Und fies geht es weiter mit Isa Theobald und „Checkpoint Dellengarten“. Die Story ist in drei Teile aufgeteilt – Prä-, Inter- und Postludium. Und worum geht’s? Im Stiftswald ist etwas Schreckliches geschehen. Was genau es war, ist noch nicht so raus, aber Sascha und seine Freunde sind der Sache auf der Spur. Ob es wirklich die Zombieapokalypse ist, wie das Gerücht rumgeht? Es ist ja auch nicht das erste Gebiet, was abgeriegelt wird, nachdem es mysteriöse Todesfälle gab. Und um endlich Gewissheit zu haben, wollen Marie und Sascha über den Friedhof in die verbotene Zone gehen und alles aufklären. Dafür bewaffnen sie sich extra und schmieden einen Plan. Sie kennen sich ja mit Zombies aus. Und der Friedhof sei eben der beste Ort, in das Gebiet vorzudringen, denn was tot ist, ist tot und deswegen sei dort nicht mit viel Gefahr zu rechnen. Niemand wusste ja, was der Auslöser der Situation im Stiftswald war – Pilz oder Virus oder was auch immer. Und als sich der Trupp dann endlich aufmachte, wurde es schon arg spooky. Natürlich kommen sie in dem abgesperrten Gebiet an und selbstverständlich finden sie heraus, wer für all die Toten und das Grauen verantwortlich ist – es sind aber keine Zombies. Wer oder was hier dafür sorgte, dass von den Verstorbenen nur noch Knochen oder weniger übrig blieben – tja, da kommt ihr NIE drauf. Wie Isa darauf gekommen sein mag, mag ich nur vermuten, aber es ist ABSOLUT KRANK!!! Am Ende verkündet der „Piratensender Schwarzer Hai“ dass sich die Krise auch noch in andere Gebiete ausgeweitet hat. Es sei wohl einfach die „Strafe Gottes“, doch der Leser weiß genau, dass das nicht stimmt. Aber fies ist es allemal.

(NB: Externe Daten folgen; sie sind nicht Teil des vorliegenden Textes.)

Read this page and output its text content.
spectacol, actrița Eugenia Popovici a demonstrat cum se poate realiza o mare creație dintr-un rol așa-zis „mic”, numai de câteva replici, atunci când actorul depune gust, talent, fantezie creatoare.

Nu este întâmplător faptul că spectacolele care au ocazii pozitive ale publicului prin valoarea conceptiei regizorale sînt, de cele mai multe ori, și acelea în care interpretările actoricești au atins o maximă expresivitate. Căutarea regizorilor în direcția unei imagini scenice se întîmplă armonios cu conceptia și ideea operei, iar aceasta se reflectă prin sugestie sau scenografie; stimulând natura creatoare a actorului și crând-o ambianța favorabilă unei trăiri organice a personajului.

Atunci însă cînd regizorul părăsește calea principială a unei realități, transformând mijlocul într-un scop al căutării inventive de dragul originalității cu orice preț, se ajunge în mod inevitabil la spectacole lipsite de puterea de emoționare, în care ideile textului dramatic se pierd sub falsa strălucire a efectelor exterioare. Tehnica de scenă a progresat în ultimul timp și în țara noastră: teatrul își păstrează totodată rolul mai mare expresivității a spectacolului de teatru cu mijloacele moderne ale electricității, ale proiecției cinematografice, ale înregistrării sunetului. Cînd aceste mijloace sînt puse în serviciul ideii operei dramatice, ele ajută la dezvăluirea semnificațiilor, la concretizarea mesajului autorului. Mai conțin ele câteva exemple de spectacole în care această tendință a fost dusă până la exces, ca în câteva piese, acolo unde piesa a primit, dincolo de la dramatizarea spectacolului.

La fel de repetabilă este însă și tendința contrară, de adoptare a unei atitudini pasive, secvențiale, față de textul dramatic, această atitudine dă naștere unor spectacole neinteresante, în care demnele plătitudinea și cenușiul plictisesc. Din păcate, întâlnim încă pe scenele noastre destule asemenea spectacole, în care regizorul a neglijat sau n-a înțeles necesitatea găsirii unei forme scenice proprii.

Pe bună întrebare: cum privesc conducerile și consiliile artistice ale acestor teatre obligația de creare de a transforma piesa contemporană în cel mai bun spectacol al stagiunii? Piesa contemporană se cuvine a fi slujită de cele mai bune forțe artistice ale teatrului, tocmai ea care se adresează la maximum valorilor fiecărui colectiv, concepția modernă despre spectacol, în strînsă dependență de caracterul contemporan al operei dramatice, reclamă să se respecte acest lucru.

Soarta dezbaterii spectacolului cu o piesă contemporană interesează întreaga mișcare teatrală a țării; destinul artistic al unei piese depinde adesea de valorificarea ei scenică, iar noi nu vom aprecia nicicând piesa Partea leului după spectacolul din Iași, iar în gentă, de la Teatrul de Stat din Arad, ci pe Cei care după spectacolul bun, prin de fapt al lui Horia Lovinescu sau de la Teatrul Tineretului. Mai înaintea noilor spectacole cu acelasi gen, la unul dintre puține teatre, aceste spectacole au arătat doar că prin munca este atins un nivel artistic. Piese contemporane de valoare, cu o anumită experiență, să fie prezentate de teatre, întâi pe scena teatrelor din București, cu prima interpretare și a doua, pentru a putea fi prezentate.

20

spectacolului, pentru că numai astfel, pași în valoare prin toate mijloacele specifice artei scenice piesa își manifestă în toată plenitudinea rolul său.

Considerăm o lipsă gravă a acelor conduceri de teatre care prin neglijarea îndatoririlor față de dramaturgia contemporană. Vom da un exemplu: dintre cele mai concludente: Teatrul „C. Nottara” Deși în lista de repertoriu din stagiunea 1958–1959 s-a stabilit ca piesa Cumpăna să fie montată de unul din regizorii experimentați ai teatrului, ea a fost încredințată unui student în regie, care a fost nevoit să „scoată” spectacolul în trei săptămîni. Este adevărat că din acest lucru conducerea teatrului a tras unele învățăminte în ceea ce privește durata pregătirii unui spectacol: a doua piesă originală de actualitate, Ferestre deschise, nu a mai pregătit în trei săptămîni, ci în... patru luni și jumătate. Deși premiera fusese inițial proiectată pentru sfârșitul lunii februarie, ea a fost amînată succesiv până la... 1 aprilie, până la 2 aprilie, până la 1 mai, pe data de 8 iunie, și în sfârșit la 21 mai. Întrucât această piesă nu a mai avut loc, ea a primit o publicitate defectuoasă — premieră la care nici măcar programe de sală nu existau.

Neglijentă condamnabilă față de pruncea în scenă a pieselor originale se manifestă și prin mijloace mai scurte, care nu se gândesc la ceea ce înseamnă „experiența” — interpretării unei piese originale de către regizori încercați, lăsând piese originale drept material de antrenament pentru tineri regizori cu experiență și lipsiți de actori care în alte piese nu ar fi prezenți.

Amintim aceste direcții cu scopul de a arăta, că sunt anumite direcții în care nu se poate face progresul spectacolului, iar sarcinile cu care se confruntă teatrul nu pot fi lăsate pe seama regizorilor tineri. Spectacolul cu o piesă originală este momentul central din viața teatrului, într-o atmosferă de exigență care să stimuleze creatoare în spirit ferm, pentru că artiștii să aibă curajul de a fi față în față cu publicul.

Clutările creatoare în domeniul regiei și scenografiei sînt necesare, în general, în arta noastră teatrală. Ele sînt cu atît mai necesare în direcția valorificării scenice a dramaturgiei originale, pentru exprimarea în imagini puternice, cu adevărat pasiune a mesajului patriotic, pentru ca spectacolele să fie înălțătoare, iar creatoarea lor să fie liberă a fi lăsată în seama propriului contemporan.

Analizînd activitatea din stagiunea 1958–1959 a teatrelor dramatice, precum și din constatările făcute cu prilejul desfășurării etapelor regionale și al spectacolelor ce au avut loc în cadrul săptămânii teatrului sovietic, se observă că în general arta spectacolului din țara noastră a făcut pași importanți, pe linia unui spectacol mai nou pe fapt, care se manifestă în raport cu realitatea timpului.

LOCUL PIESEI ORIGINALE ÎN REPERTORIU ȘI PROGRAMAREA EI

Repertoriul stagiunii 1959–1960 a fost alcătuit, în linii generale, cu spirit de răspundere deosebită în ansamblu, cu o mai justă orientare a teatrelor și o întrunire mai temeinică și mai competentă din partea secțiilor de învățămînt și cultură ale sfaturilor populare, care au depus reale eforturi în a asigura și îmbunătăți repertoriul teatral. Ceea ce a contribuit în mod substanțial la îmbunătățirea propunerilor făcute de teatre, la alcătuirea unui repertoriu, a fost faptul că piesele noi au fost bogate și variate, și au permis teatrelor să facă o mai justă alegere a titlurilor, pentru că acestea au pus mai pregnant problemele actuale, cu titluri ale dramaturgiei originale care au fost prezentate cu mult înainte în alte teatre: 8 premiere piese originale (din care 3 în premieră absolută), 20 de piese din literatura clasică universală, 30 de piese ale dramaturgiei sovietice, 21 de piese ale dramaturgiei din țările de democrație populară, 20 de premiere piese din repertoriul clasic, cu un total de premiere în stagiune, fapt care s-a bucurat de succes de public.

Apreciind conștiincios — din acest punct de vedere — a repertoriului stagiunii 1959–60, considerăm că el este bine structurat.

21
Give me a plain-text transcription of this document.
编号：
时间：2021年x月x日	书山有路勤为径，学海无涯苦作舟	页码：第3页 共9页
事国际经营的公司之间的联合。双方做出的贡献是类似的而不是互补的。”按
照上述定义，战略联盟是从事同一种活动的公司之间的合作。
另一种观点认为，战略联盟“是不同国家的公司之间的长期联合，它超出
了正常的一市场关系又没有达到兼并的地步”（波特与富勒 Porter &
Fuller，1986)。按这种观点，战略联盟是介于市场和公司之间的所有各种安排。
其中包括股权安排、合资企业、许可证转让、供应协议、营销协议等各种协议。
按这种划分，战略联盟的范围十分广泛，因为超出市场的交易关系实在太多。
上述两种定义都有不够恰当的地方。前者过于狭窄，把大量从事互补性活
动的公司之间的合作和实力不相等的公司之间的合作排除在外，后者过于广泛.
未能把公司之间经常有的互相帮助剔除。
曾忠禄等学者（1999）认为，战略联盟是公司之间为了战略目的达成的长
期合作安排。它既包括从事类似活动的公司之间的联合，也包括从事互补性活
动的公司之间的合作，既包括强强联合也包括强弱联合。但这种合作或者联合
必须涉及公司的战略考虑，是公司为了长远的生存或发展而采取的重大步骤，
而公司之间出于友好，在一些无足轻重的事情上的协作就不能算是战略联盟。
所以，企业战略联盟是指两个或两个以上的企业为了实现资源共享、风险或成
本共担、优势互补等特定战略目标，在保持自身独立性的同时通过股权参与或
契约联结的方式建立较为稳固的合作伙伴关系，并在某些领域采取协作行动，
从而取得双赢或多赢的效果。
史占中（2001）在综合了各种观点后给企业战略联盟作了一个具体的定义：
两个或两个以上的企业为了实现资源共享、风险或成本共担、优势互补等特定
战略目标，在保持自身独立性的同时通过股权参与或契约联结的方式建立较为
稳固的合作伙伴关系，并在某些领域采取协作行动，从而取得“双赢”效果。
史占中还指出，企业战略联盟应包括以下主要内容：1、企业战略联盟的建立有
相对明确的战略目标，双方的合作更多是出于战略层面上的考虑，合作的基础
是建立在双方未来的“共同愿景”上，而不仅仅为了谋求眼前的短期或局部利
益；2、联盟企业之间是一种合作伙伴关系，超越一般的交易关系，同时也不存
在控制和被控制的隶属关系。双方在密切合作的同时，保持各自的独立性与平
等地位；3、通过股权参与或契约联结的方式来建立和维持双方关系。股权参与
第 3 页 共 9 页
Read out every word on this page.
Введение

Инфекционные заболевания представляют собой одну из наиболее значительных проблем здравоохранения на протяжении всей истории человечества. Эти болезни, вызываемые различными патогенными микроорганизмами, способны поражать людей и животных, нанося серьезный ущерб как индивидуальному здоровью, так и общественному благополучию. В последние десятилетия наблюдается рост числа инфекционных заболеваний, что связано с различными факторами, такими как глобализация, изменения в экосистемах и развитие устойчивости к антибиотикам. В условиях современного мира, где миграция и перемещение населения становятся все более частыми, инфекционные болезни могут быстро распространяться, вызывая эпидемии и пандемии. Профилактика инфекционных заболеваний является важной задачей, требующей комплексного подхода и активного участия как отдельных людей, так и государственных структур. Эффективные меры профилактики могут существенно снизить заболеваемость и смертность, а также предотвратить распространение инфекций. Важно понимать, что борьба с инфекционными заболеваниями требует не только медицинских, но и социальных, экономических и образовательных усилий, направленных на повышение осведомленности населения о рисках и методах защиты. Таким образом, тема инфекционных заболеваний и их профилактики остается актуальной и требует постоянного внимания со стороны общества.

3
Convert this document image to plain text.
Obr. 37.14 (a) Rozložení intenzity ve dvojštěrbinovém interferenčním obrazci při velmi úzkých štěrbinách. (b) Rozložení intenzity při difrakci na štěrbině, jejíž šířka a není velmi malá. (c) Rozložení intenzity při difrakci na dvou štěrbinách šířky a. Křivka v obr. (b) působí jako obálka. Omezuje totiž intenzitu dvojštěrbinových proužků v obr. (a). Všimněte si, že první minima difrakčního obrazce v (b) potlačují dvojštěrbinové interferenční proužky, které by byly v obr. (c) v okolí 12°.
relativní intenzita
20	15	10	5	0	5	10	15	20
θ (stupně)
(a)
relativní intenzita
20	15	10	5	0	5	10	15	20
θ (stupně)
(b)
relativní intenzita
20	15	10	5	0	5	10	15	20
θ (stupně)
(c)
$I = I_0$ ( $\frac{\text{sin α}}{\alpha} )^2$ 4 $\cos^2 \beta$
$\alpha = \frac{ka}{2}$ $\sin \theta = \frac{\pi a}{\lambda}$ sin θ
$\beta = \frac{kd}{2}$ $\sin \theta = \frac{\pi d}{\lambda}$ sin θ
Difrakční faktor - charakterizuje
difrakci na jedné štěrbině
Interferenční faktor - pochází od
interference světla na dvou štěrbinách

Den Abschluss in den düsteren Geschichten bietet schließlich David Gray mit „Die bleichen Blumen des Bösen“. In sechs Schritten begleiten wir hier den Teniente, der gerade eine Frau über eine Art Schrottplatz führt, um sie schlussendlich zu erschießen – weil dies seine Aufgabe ist. Die Frau nimmt ihre Strafe aber klaglos hin, was ihn wiederum verwundert. Warum aber musste diese Frau sterben? Es wurde ihr vorgeworfen, einen ehemaligen Oberst getötet zu haben. Sie gab es sogar zu – vergiftet hatte sie ihn mit den „bleichen Blüten des Bösen“. Lange hatte er sie verhört, versucht sie einzuschüchtern und zu erniedrigen, doch immer blieb die Frau ruhig und gelassen und ließ alles wortlos über sich ergehen, ohne eine Reaktion. Schließlich gibt sie sogar zu, dass der Oberst nicht ihr erstes Opfer war, sondern nunmehr der 12. Das war ein Schock! Der Soldat war eigentlich schon richtig abgebrüht, aber was und vor allem wie diese Frau ihm da so schilderte, ließ ihn zweifeln und sorgte für Schauder, die ihn durchfuhren. Er zögerte sogar davor, letztlich den Abzug zu drücken. Aber Befehl ist nun einmal Befehl. Lest einfach nach, was aus dem Schuss dann alles entstand… Es ist oftmals größer, als es anfangs erscheint.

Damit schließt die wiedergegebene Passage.